I would like to personally thank Eric for writing this interface to EMC,
and the work he has put into it. He has said he was "wanting to create
a simple network interface" - has he achieved this? Yes he has, because
when even I, a humble toolmaker, has been able to use it to write a
microcontroller based interface and a Windows based (C#) interface to
EMC, he has achieved his goal.
As I said in one of my first posts, I had an application that required
CNC control of a machine, which also required maintenance and
faultfinding to be carried out remotely (as I am but one person and
Australia is a jolly large place, and very hard for me to be everywhere
when a customer screamed). This system also needed to have jobs
(possibly up to individual 1000 job items (gcode files) to make up a
particular 'Job' at a time) sent to it via Ethernet and an .xml file.
These jobs could be coming from any one of the company offices, and
reporting for all the machines needed to be sent back to corporate
headquarters.. SO the remoting part was key to the whole process.
I can understand peoples concerns about the security issues, and they
are VERY valid. But for the average Joe - don't plug your machine into
the internet.
Regards
Andrew
/Rafael,
/As the author of that particular interface, my main objectives were:
/1> As simple a network interface as possible.
/2> An interface that does not change with each version of EMC.

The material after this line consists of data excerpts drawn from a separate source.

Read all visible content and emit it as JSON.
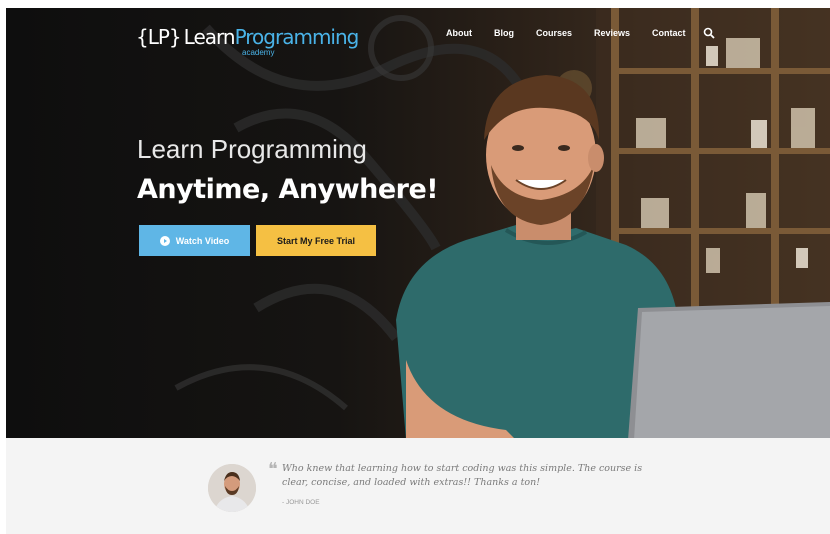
{
  "logo": {
    "mark": "{LP}",
    "text_left": "Learn",
    "text_right": "Programming",
    "sub": "academy"
  },
  "nav": {
    "items": [
      "About",
      "Blog",
      "Courses",
      "Reviews",
      "Contact"
    ],
    "search_icon": "search-icon"
  },
  "hero": {
    "headline_line1": "Learn Programming",
    "headline_line2": "Anytime, Anywhere!",
    "watch_button": "Watch Video",
    "trial_button": "Start My Free Trial"
  },
  "testimonial": {
    "quote": "Who knew that learning how to start coding was this simple. The course is clear, concise, and loaded with extras!! Thanks a ton!",
    "author": "- JOHN DOE"
  },
  "colors": {
    "accent_blue": "#5fb6e6",
    "accent_yellow": "#f5c043",
    "logo_blue": "#4ab3e8"
  }
}
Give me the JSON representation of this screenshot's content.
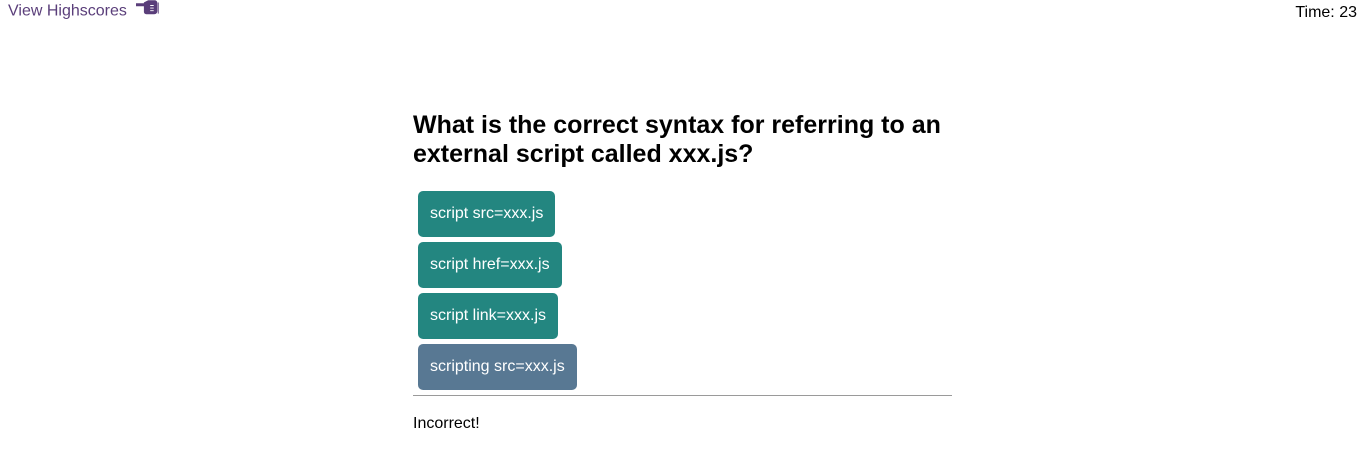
{
  "header": {
    "highscores_label": "View Highscores",
    "highscores_icon": "pointing-hand-icon",
    "timer_text": "Time: 23"
  },
  "quiz": {
    "question": "What is the correct syntax for referring to an external script called xxx.js?",
    "choices": [
      "script src=xxx.js",
      "script href=xxx.js",
      "script link=xxx.js",
      "scripting src=xxx.js"
    ],
    "selected_choice_index": 3,
    "feedback": "Incorrect!"
  },
  "colors": {
    "link": "#5a3e7a",
    "button": "#238680",
    "selected_button": "#587893",
    "divider": "#9a9a9a"
  }
}
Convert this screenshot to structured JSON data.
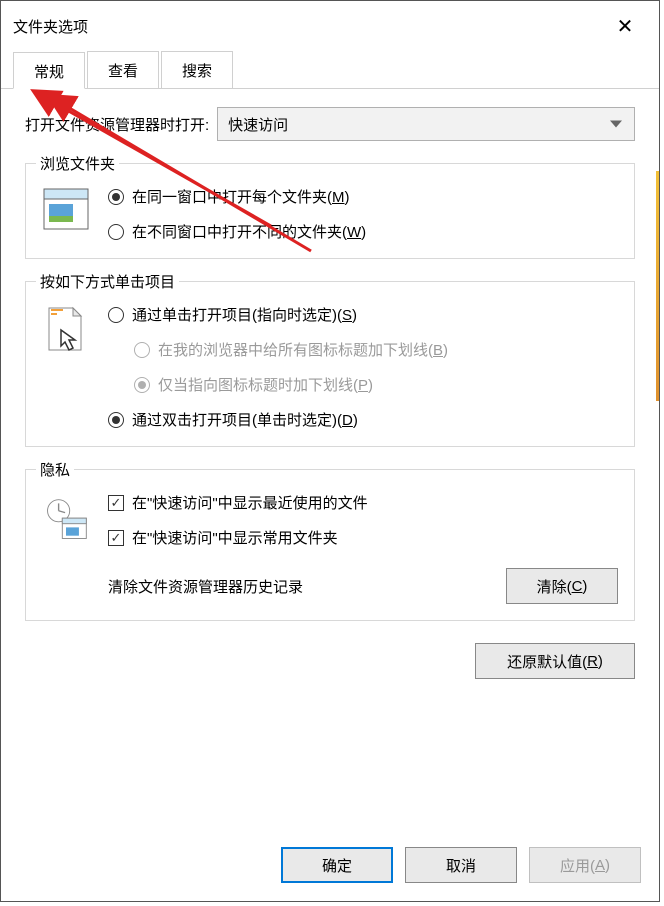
{
  "title": "文件夹选项",
  "tabs": [
    "常规",
    "查看",
    "搜索"
  ],
  "activeTab": 0,
  "openLabel": "打开文件资源管理器时打开:",
  "combo": {
    "value": "快速访问"
  },
  "browse": {
    "title": "浏览文件夹",
    "opt1": {
      "label": "在同一窗口中打开每个文件夹(",
      "key": "M",
      "suffix": ")"
    },
    "opt2": {
      "label": "在不同窗口中打开不同的文件夹(",
      "key": "W",
      "suffix": ")"
    }
  },
  "click": {
    "title": "按如下方式单击项目",
    "opt1": {
      "label": "通过单击打开项目(指向时选定)(",
      "key": "S",
      "suffix": ")"
    },
    "sub1": {
      "label": "在我的浏览器中给所有图标标题加下划线(",
      "key": "B",
      "suffix": ")"
    },
    "sub2": {
      "label": "仅当指向图标标题时加下划线(",
      "key": "P",
      "suffix": ")"
    },
    "opt2": {
      "label": "通过双击打开项目(单击时选定)(",
      "key": "D",
      "suffix": ")"
    }
  },
  "privacy": {
    "title": "隐私",
    "chk1": "在\"快速访问\"中显示最近使用的文件",
    "chk2": "在\"快速访问\"中显示常用文件夹",
    "clearLabel": "清除文件资源管理器历史记录",
    "clearBtn": {
      "label": "清除(",
      "key": "C",
      "suffix": ")"
    }
  },
  "restoreBtn": {
    "label": "还原默认值(",
    "key": "R",
    "suffix": ")"
  },
  "buttons": {
    "ok": "确定",
    "cancel": "取消",
    "apply": {
      "label": "应用(",
      "key": "A",
      "suffix": ")"
    }
  }
}
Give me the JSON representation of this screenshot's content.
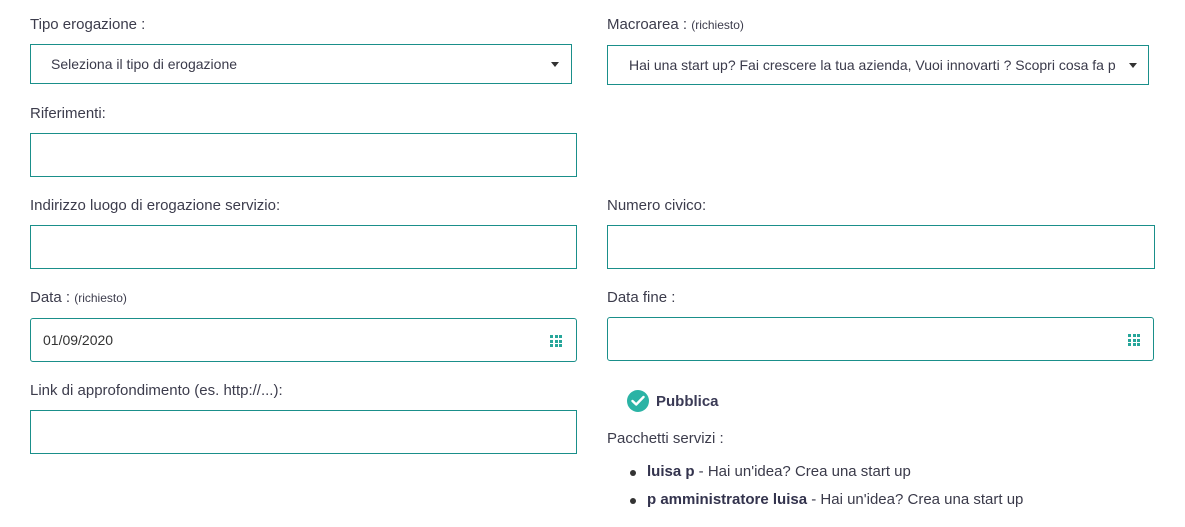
{
  "tipo_erogazione": {
    "label": "Tipo erogazione :",
    "selected": "Seleziona il tipo di erogazione"
  },
  "macroarea": {
    "label": "Macroarea :",
    "required": "(richiesto)",
    "selected": "Hai una start up? Fai crescere la tua azienda, Vuoi innovarti ? Scopri cosa fa p"
  },
  "riferimenti": {
    "label": "Riferimenti:",
    "value": ""
  },
  "indirizzo": {
    "label": "Indirizzo luogo di erogazione servizio:",
    "value": ""
  },
  "numero_civico": {
    "label": "Numero civico:",
    "value": ""
  },
  "data": {
    "label": "Data :",
    "required": "(richiesto)",
    "value": "01/09/2020",
    "icon": "calendar-grid-icon"
  },
  "data_fine": {
    "label": "Data fine :",
    "value": "",
    "icon": "calendar-grid-icon"
  },
  "link": {
    "label": "Link di approfondimento (es. http://...):",
    "value": ""
  },
  "pubblica": {
    "label": "Pubblica",
    "checked": true,
    "icon": "check-circle-icon",
    "color": "#2bb3a5"
  },
  "pacchetti": {
    "label": "Pacchetti servizi :",
    "items": [
      {
        "name": "luisa p",
        "desc": " - Hai un'idea? Crea una start up"
      },
      {
        "name": "p amministratore luisa",
        "desc": " - Hai un'idea? Crea una start up"
      }
    ]
  },
  "colors": {
    "border": "#1a8f8a",
    "accent": "#26a69a"
  }
}
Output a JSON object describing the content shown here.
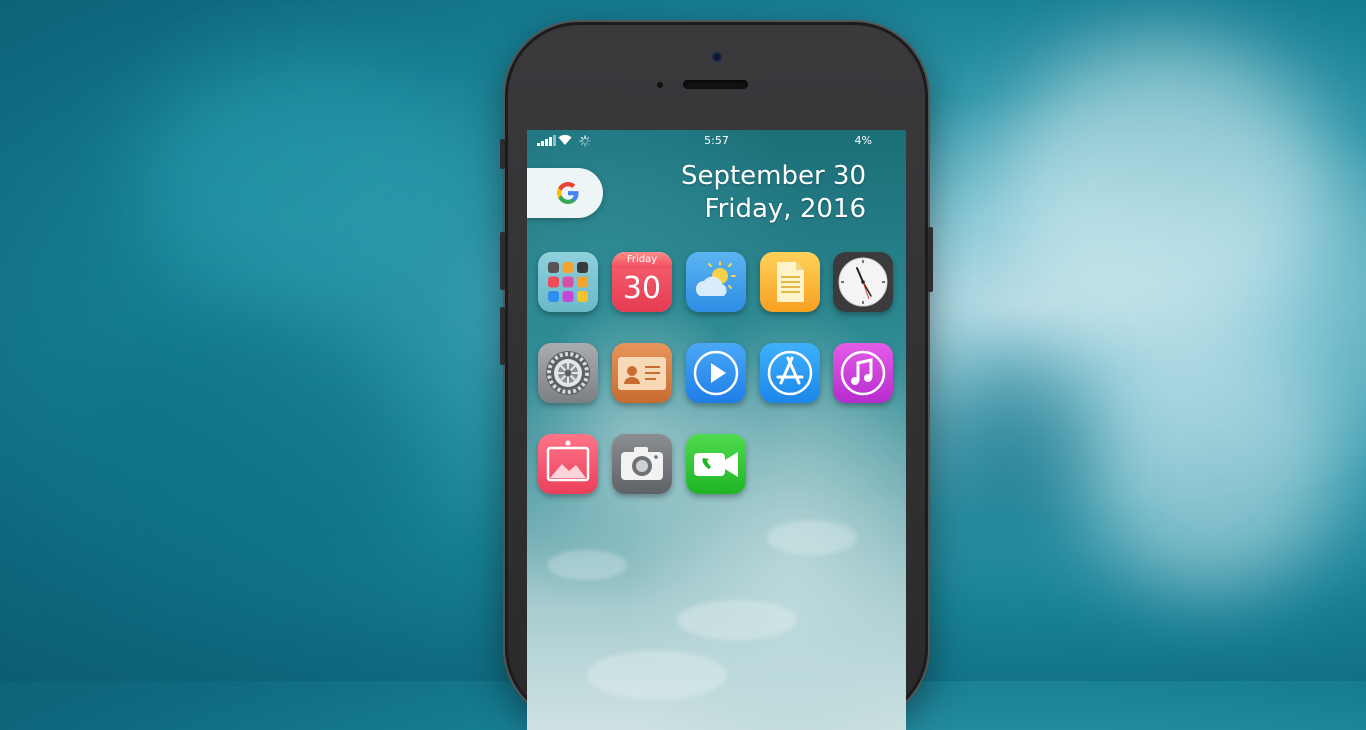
{
  "status_bar": {
    "time": "5:57",
    "battery_percent": "4%"
  },
  "date_widget": {
    "date": "September 30",
    "day_year": "Friday, 2016"
  },
  "calendar_icon": {
    "weekday": "Friday",
    "day": "30"
  },
  "google_widget": {
    "letter": "G"
  },
  "icons": [
    {
      "name": "folder-icon",
      "color": "#7fc6d3"
    },
    {
      "name": "calendar-icon",
      "color": "#f0485a"
    },
    {
      "name": "weather-icon",
      "color": "#3aa0e9"
    },
    {
      "name": "notes-icon",
      "color": "#fbb52e"
    },
    {
      "name": "clock-icon",
      "color": "#3b3b3d"
    },
    {
      "name": "settings-icon",
      "color": "#8a8e93"
    },
    {
      "name": "contacts-icon",
      "color": "#d98142"
    },
    {
      "name": "videos-icon",
      "color": "#2d8ff0"
    },
    {
      "name": "app-store-icon",
      "color": "#2a9df4"
    },
    {
      "name": "itunes-icon",
      "color": "#d13ed9"
    },
    {
      "name": "photos-icon",
      "color": "#f2566f"
    },
    {
      "name": "camera-icon",
      "color": "#6f7276"
    },
    {
      "name": "facetime-icon",
      "color": "#34c93b"
    }
  ]
}
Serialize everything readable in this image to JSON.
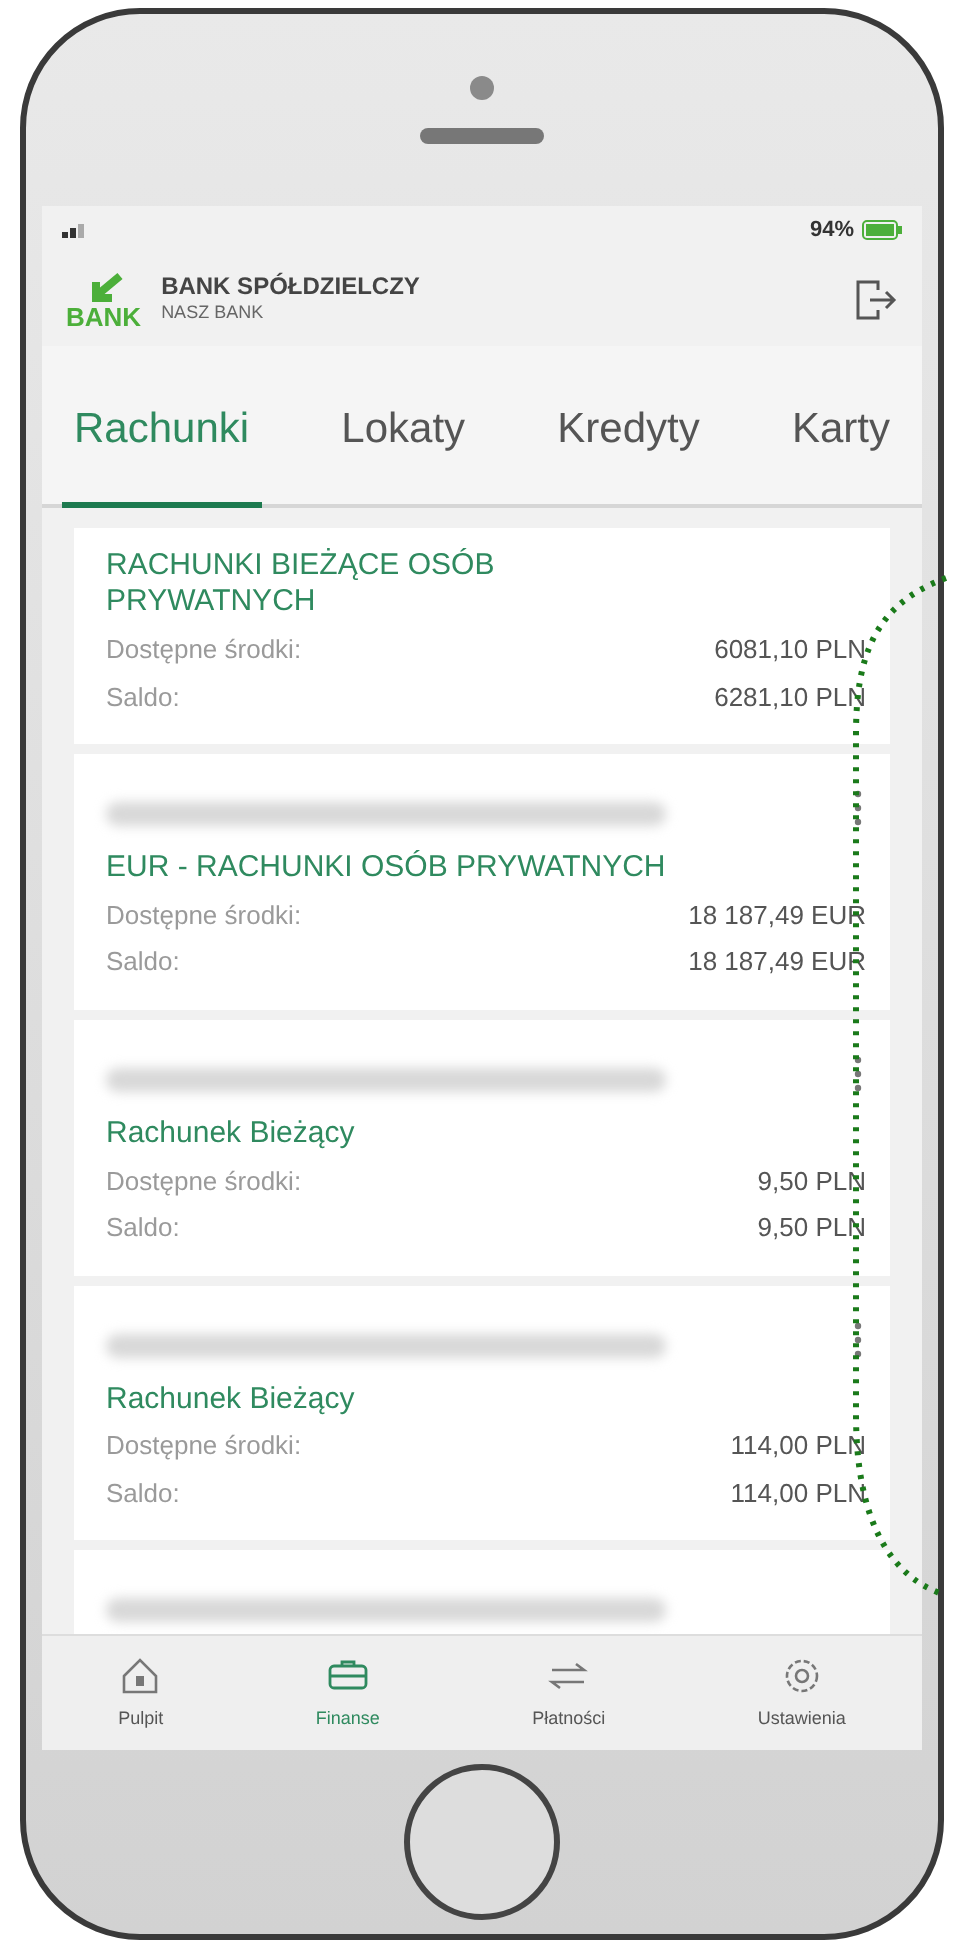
{
  "status_bar": {
    "battery": "94%"
  },
  "header": {
    "logo_text": "BANK",
    "title": "BANK SPÓŁDZIELCZY",
    "subtitle": "NASZ BANK"
  },
  "tabs": [
    {
      "label": "Rachunki",
      "selected": true
    },
    {
      "label": "Lokaty",
      "selected": false
    },
    {
      "label": "Kredyty",
      "selected": false
    },
    {
      "label": "Karty",
      "selected": false
    }
  ],
  "accounts": [
    {
      "name": "RACHUNKI BIEŻĄCE OSÓB PRYWATNYCH",
      "masked_number": false,
      "menu": false,
      "rows": [
        {
          "label": "Dostępne środki:",
          "value": "6081,10 PLN"
        },
        {
          "label": "Saldo:",
          "value": "6281,10 PLN"
        }
      ]
    },
    {
      "name": "EUR - RACHUNKI OSÓB PRYWATNYCH",
      "masked_number": true,
      "menu": true,
      "rows": [
        {
          "label": "Dostępne środki:",
          "value": "18 187,49 EUR"
        },
        {
          "label": "Saldo:",
          "value": "18 187,49 EUR"
        }
      ]
    },
    {
      "name": "Rachunek Bieżący",
      "masked_number": true,
      "menu": true,
      "rows": [
        {
          "label": "Dostępne środki:",
          "value": "9,50 PLN"
        },
        {
          "label": "Saldo:",
          "value": "9,50 PLN"
        }
      ]
    },
    {
      "name": "Rachunek Bieżący",
      "masked_number": true,
      "menu": true,
      "rows": [
        {
          "label": "Dostępne środki:",
          "value": "114,00 PLN"
        },
        {
          "label": "Saldo:",
          "value": "114,00 PLN"
        }
      ]
    }
  ],
  "nav": [
    {
      "label": "Pulpit",
      "selected": false
    },
    {
      "label": "Finanse",
      "selected": true
    },
    {
      "label": "Płatności",
      "selected": false
    },
    {
      "label": "Ustawienia",
      "selected": false
    }
  ]
}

/I don't see how it could be much simpler than this. All one has to do
to work out an interface is to put "loadusr emcrsh" in a hal file, issue
"telnet <address> <port> from the client machine, and then issue the
command "help". Since the protocol is plain text, /one just need to type
in the commands in a telnet session, then reproduce those commands in
whatever automated process they choose to use (program, script, macro,
etc.)
/The client does not need to know what version of EMC it is talking to,
and in fact a smart interface could potentially talk to multiple EMC
based machines simultaneously which themselves may be running different
versions and configurations.
/There are means of locking this down from a security stand point, like
running over ssh, but doing it this way puts that burden on the advanced
users rather than encumbering the novices with having to learn all these
things up front just to get a simple /interface running.